Booth: Yeah. Got it.

Booth: Just make sure when they put me in the ground, I'm dead.
Brennan: Yeah. No problem.
Booth: Right? Maybe, uh, you know, leave my body out for a few hours and check on me every once in a while.
Brennan: No, I'd rather refrigerate you, or else you would start to smell.

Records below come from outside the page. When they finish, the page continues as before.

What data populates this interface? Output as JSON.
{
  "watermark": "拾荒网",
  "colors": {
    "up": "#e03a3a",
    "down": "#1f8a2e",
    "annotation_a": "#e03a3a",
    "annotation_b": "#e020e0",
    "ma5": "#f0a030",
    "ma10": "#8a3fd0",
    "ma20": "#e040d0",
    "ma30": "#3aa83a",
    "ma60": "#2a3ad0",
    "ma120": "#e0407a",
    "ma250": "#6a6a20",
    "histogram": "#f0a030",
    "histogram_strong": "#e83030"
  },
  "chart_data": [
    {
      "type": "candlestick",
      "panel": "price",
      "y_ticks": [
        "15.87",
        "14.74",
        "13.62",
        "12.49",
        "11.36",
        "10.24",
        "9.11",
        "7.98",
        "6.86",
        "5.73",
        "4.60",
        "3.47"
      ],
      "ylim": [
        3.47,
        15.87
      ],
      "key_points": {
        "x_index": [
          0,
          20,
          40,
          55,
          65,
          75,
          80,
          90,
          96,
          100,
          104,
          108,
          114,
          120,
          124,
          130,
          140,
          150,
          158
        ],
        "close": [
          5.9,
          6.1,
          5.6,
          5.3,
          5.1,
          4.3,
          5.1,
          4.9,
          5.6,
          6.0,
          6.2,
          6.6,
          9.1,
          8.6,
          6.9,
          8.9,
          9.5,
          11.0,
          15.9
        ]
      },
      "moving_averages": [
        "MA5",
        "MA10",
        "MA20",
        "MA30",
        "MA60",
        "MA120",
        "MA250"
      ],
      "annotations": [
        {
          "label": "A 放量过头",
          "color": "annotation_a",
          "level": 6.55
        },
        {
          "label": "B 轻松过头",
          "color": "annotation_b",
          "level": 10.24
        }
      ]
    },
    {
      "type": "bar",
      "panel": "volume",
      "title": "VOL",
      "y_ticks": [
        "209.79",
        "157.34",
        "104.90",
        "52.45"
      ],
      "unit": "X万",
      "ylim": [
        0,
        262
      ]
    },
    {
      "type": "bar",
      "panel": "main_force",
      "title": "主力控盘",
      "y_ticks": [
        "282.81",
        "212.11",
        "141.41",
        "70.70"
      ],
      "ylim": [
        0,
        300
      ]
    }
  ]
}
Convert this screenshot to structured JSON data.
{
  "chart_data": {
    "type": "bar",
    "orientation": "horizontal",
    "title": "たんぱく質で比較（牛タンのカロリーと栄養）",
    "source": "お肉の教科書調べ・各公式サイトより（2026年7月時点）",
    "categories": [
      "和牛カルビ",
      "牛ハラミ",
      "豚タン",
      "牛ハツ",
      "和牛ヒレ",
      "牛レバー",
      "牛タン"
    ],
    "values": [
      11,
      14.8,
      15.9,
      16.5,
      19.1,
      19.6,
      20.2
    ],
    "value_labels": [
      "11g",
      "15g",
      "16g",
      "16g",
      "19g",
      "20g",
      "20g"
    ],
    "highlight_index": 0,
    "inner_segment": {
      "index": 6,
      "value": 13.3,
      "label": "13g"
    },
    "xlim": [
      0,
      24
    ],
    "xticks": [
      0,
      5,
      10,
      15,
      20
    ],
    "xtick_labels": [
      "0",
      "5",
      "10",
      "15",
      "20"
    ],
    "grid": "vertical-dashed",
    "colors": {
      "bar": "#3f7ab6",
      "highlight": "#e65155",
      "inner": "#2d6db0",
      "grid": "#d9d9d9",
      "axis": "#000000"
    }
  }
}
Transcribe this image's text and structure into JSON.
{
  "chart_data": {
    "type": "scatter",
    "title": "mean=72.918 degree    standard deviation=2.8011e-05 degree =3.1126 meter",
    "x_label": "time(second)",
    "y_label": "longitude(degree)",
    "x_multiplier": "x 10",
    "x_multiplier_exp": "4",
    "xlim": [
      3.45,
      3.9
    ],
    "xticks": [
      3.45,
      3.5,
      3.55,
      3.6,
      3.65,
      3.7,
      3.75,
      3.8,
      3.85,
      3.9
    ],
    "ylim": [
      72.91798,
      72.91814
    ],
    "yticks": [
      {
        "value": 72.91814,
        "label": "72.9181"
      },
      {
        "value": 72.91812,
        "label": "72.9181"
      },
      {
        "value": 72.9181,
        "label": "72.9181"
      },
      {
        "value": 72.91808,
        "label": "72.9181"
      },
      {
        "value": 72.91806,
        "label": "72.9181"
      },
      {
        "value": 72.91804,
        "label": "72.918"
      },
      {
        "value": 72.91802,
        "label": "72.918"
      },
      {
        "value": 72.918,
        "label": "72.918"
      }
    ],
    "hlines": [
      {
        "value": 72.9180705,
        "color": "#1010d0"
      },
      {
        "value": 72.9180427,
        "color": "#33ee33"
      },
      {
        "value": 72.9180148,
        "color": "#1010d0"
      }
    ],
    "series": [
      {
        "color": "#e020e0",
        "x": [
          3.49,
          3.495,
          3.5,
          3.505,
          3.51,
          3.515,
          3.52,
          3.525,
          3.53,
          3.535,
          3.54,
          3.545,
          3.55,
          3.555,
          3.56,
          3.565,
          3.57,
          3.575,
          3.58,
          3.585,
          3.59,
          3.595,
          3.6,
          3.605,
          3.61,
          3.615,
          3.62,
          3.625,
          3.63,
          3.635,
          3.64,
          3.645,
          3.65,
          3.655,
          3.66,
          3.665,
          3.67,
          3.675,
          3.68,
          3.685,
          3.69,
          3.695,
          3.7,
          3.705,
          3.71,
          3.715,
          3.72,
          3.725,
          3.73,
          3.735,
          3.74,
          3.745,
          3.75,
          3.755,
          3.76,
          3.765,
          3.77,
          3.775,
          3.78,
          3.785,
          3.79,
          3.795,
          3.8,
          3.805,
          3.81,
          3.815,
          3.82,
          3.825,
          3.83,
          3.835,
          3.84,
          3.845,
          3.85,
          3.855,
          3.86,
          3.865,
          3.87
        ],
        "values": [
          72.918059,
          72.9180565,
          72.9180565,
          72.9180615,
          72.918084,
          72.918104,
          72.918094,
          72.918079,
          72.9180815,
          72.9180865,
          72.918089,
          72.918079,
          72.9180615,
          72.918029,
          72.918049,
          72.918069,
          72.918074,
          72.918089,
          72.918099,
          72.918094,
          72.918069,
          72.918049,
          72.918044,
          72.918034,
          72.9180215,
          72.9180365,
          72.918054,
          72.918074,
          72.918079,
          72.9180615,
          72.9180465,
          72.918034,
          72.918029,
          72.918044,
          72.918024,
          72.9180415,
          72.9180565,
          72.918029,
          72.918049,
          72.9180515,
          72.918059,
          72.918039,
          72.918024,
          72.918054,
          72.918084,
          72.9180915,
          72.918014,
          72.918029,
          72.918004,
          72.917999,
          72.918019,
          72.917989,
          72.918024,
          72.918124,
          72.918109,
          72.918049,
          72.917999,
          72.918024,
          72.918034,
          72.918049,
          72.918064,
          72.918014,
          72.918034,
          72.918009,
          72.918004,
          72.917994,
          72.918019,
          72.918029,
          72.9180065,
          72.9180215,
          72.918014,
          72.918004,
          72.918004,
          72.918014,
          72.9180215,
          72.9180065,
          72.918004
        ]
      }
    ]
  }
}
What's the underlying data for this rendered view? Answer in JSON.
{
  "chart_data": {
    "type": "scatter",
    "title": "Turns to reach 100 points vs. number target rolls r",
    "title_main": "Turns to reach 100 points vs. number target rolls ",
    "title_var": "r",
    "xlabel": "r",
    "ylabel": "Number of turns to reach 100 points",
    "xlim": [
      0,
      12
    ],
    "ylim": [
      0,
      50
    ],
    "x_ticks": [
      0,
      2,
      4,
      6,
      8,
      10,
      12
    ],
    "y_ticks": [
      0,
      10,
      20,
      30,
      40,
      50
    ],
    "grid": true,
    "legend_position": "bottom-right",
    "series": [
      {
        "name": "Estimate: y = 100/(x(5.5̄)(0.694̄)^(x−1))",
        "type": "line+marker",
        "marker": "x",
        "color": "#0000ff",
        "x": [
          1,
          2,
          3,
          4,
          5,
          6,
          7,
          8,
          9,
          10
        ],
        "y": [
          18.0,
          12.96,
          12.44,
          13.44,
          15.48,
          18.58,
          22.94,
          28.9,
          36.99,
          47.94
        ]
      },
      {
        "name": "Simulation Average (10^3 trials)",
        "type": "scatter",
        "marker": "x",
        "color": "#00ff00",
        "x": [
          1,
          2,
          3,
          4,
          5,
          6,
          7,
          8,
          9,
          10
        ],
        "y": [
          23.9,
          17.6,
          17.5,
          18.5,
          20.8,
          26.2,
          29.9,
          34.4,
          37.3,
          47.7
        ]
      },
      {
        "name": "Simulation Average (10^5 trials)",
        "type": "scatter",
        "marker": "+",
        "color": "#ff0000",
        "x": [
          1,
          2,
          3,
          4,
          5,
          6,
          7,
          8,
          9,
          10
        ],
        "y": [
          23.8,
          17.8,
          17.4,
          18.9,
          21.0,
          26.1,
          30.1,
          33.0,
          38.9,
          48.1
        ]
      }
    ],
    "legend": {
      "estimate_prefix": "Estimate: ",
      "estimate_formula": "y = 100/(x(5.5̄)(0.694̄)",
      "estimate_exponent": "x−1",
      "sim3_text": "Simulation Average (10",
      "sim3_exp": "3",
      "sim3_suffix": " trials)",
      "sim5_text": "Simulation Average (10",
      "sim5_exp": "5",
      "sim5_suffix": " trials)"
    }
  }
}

Booth: Nobody looks inside the casket, okay Mr. Tung?
Tung: How do I do that?
Booth: Just, um- w- Bones, how does he do that?
Brennan: Say someone enters and desires to gaze upon the visage of their dead relative one more time, in a vain effort to say goodbye to someone who can neither see nor hear them because there's no such thing as a soul--
Booth: Bones, just- ju- Bones, Bones. Just give him a reason not to show the body.
Brennan: We are encountering fluid seepage at the moment, and the body is not available for viewing just now.
Tung: I would never phrase it that way.
Booth: I know, it's perfect! It's so gross.

Booth: Oh, I'm just saying that life is a lot more than what you cook up with your chemistry sets. Miracles do happen.

Booth: Okay, what do we got?
Brennan: This one is a portion of the sacrum. It's definitely human. There's char marks. [sniffs the bone]
Booth: Oh, God. You know I hate when you sniff and smell dead things!